With a fixed-rate second mortgage, your monthly payments will stay constant, except for property tax and insurance variations. With an adjustable-rate second mortgage, your payments will rise or fall with whatever index the interest rate is tied to.
Another option for second mortgage bad credit financing is a line of credit that operates much like a credit card. You can draw funds from the line as needed, up to the approved limit. Your monthly payments vary according to how much money you have actually borrowed.
Second Mortgages and Equity
Unless you paid for your home in cash, you have a first mortgage with a bank or lender. It’s probably a long-term loan—25 to 30 years. Your monthly payments are a combination of principal and interest, and if you have a fixed rate loan, the payments don’t vary.
As your pay down your first mortgage, and as your house appreciates in value, you may want to draw out some of the equity for other purposes, say, to make home improvements, to consolidate high interest debts, to buy a car or to pay for a child’s college education.
One reason people hesitate to get a second mortgage is that they don’t want to hassle an overwhelming amount of paperwork. But second mortgage financing isn’t as hard to arrange as you might think.
As part of the second mortgage financing, the lender charges up-front fees for closing costs, which include title searches and insurance, application fees, appraisal, escrow charges, etc. Most lenders will let you wrap some of these expenses into the loan itself. And then there are “points.” One point equals one percent of the loan amount. You can “buy” a lower interest rate by paying points up front.

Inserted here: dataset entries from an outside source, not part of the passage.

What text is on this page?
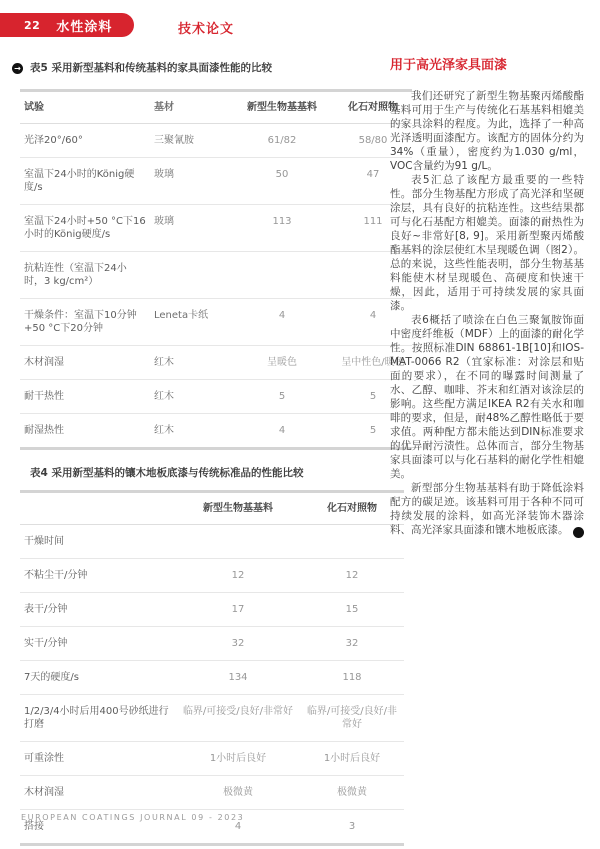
22 水性涂料	技术论文
→ 表5 采用新型基料和传统基料的家具面漆性能的比较
试验	基材	新型生物基基料	化石对照物
光泽20°/60°	三聚氰胺	61/82	58/80
室温下24小时的König硬度/s	玻璃	50	47
室温下24小时+50 °C下16小时的König硬度/s	玻璃	113	111
抗粘连性（室温下24小时，3 kg/cm²）			
干燥条件：室温下10分钟+50 °C下20分钟	Leneta卡纸	4	4
木材润湿	红木	呈暖色	呈中性色/暖色
耐干热性	红木	5	5
耐湿热性	红木	4	5
表4 采用新型基料的镶木地板底漆与传统标准品的性能比较
	新型生物基基料	化石对照物
干燥时间		
不粘尘干/分钟	12	12
表干/分钟	17	15
实干/分钟	32	32
7天的硬度/s	134	118
1/2/3/4小时后用400号砂纸进行打磨	临界/可接受/良好/非常好	临界/可接受/良好/非常好
可重涂性	1小时后良好	1小时后良好
木材润湿	极微黄	极微黄
搭接	4	3
用于高光泽家具面漆

我们还研究了新型生物基聚丙烯酸酯基料可用于生产与传统化石基基料相媲美的家具涂料的程度。为此，选择了一种高光泽透明面漆配方。该配方的固体分约为34%（重量），密度约为1.030 g/ml，VOC含量约为91 g/L。

表5汇总了该配方最重要的一些特性。部分生物基配方形成了高光泽和坚硬涂层，具有良好的抗粘连性。这些结果都可与化石基配方相媲美。面漆的耐热性为良好~非常好[8, 9]。采用新型聚丙烯酸酯基料的涂层使红木呈现暖色调（图2）。总的来说，这些性能表明，部分生物基基料能使木材呈现暖色、高硬度和快速干燥，因此，适用于可持续发展的家具面漆。

表6概括了喷涂在白色三聚氰胺饰面中密度纤维板（MDF）上的面漆的耐化学性。按照标准DIN 68861-1B[10]和IOS-MAT-0066 R2（宜家标准：对涂层和贴面的要求），在不同的曝露时间测量了水、乙醇、咖啡、芥末和红酒对该涂层的影响。这些配方满足IKEA R2有关水和咖啡的要求，但是，耐48%乙醇性略低于要求值。两种配方都未能达到DIN标准要求的优异耐污渍性。总体而言，部分生物基家具面漆可以与化石基料的耐化学性相媲美。

新型部分生物基基料有助于降低涂料配方的碳足迹。该基料可用于各种不同可持续发展的涂料，如高光泽装饰木器涂料、高光泽家具面漆和镶木地板底漆。 ←

EUROPEAN COATINGS JOURNAL 09 - 2023
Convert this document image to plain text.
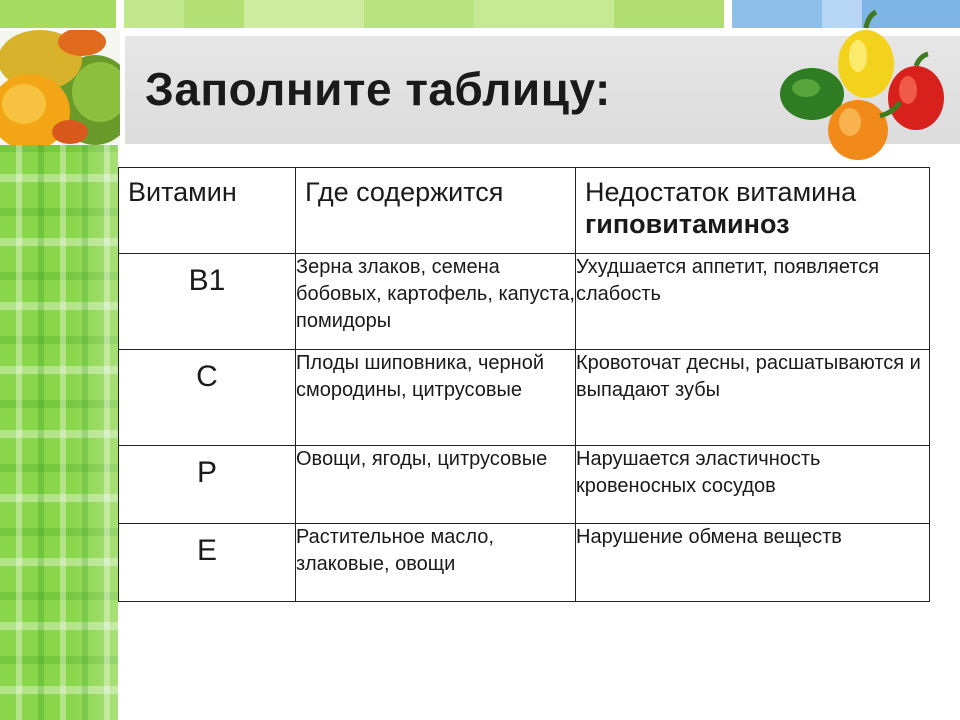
Заполните таблицу:
Витамин	Где содержится	Недостаток витамина
гиповитаминоз

B1	Зерна злаков, семена бобовых, картофель, капуста, помидоры	Ухудшается аппетит, появляется слабость
C	Плоды шиповника, черной смородины, цитрусовые	Кровоточат десны, расшатываются и выпадают зубы
P	Овощи, ягоды, цитрусовые	Нарушается эластичность кровеносных сосудов
E	Растительное масло, злаковые, овощи	Нарушение обмена веществ
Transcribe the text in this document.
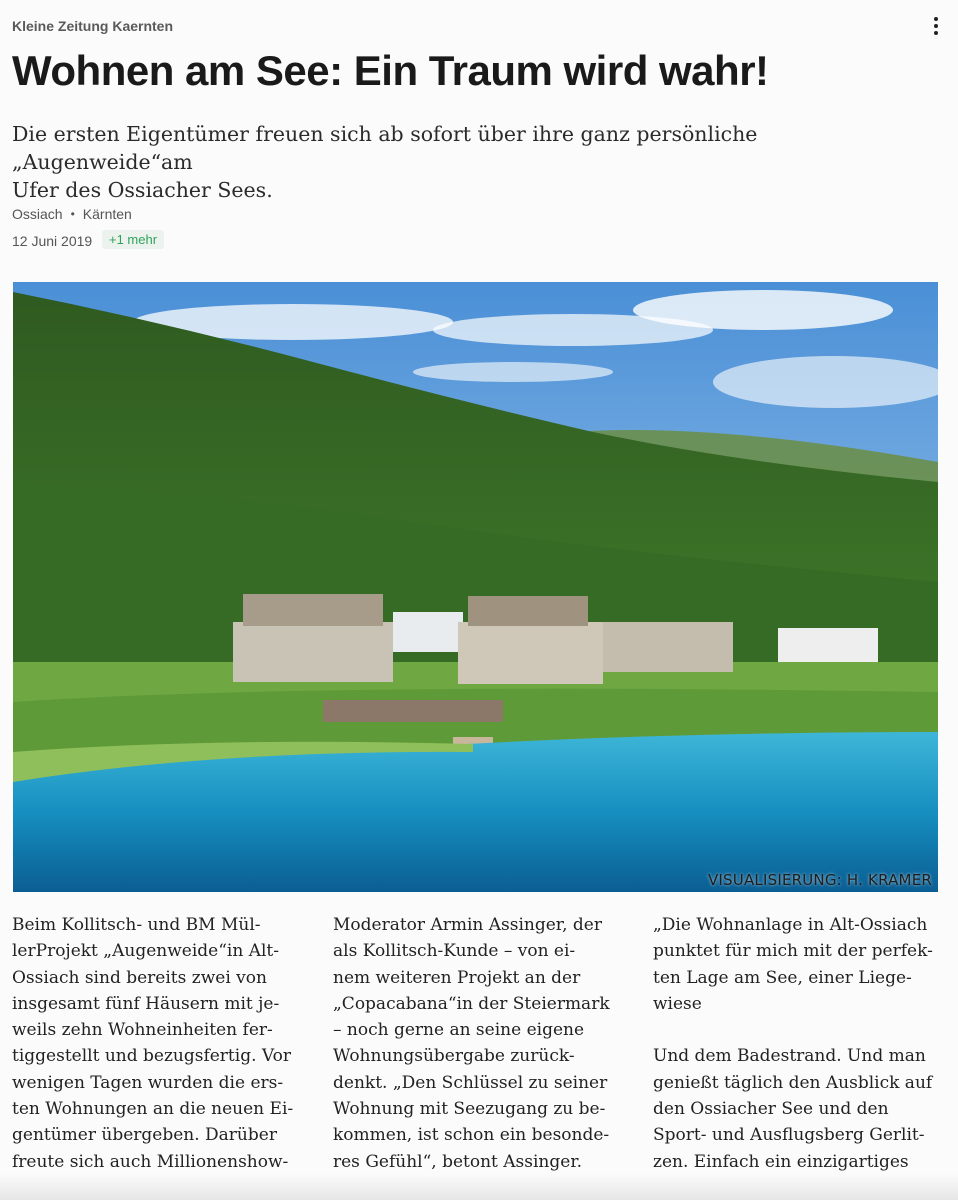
Kleine Zeitung Kaernten
Wohnen am See: Ein Traum wird wahr!
Die ersten Eigentümer freuen sich ab sofort über ihre ganz persönliche „Augenweide“am
Ufer des Ossiacher Sees.
Ossiach • Kärnten
12 Juni 2019	+1 mehr
VISUALISIERUNG: H. KRAMER
Beim Kollitsch- und BM Mül-
lerProjekt „Augenweide“in Alt-
Ossiach sind bereits zwei von
insgesamt fünf Häusern mit je-
weils zehn Wohneinheiten fer-
tiggestellt und bezugsfertig. Vor
wenigen Tagen wurden die ers-
ten Wohnungen an die neuen Ei-
gentümer übergeben. Darüber
freute sich auch Millionenshow-
Moderator Armin Assinger, der
als Kollitsch-Kunde – von ei-
nem weiteren Projekt an der
„Copacabana“in der Steiermark
– noch gerne an seine eigene
Wohnungsübergabe zurück-
denkt. „Den Schlüssel zu seiner
Wohnung mit Seezugang zu be-
kommen, ist schon ein besonde-
res Gefühl“, betont Assinger.
„Die Wohnanlage in Alt-Ossiach
punktet für mich mit der perfek-
ten Lage am See, einer Liege-
wiese
Und dem Badestrand. Und man
genießt täglich den Ausblick auf
den Ossiacher See und den
Sport- und Ausflugsberg Gerlit-
zen. Einfach ein einzigartiges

Seventy percent of all mortgage applications in 2003 were for home refinancing. One reason the other 30% of US homeowners have not yet refinanced their first mortgages or taken out second mortgages is that they’re holding out for lower rates. But as the economy improves, the chances of lower rates decline.
According to Bruskin/Goldring Research, “There’s 3.2 trillion dollars worth of untapped equity in the hands of homeowners today.” Your home is probably your largest asset. It’s an investment that grows in value as home prices continue to rise. You can easily turn this passive asset into ready cash to improve your financial situation with a second mortgage.